La mairie du 19ᵉ évoque la lutte « contre le commerce illégal »
Avant le rassemblement, les habitant.es mobilisé.es constatent que leurs affiches sont retirées avec zèle. Mais les habitant.es et les vendeuses comptent sur la bienveillance qu’elles inspirent pour rassembler du monde. « Nous sommes le quartier », écrivent d’ailleurs les vendeuses pour rappeler qu’elles font partie de « l’âme de la Place fêtes ».
Contactée par le Bondy blog, la mairie du 19ᵉ arrondissement « dément un quelconque harcèlement » et affirme que « les forces de police qui y interviennent le font simplement pour faire respecter le droit ». La mairie met en avant une mission « de prévention classique contre le commerce illégal et potentiellement dangereux sur le plan sanitaire ». Elle conclut en expliquant avoir « découvert qu’une manifestation était annoncée demain suite à des doléances envoyées par les habitant.es sur un affichage sauvage qui a été fait dans le quartier ».
Héléna Berkaoui
*Tous les prénoms ont été modifiés
**Contactées par le Bondy blog, la préfecture de police de Paris a donné suite à nos sollicitations par mail le mardi 15 octobre.

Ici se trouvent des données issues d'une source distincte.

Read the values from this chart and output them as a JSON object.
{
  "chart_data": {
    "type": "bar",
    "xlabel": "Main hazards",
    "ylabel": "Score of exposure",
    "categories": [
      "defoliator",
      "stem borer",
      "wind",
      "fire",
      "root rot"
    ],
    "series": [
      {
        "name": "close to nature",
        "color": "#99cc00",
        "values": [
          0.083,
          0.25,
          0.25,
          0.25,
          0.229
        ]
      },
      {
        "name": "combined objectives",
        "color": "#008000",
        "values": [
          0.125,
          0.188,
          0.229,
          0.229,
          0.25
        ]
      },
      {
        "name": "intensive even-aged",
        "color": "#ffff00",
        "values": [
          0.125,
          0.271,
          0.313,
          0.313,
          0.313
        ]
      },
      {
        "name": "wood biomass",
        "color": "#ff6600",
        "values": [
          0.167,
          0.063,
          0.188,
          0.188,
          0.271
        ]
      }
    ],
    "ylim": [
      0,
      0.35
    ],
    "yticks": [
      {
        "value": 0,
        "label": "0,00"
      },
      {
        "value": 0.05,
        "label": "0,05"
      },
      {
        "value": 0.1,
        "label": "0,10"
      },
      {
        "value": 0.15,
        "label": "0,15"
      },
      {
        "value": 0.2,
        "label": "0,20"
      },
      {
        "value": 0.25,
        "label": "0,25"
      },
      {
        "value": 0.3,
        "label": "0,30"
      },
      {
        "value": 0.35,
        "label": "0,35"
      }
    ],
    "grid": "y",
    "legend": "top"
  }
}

Leur réponse : « La vente à la sauvette de nourriture est interdite. Les services de la préfecture de police sont naturellement fortement mobilisés pour lutter contre cette infraction comme contre l’occupation indue dans l’espace public en découlant, cette pratique contrevenant aux règles de salubrité et d’hygiène publiques et représentant une concurrence déloyale à l’endroit des commerçants régulièrement implantés. Toutes les interventions se font dans le respect des règles de droit et de déontologie. »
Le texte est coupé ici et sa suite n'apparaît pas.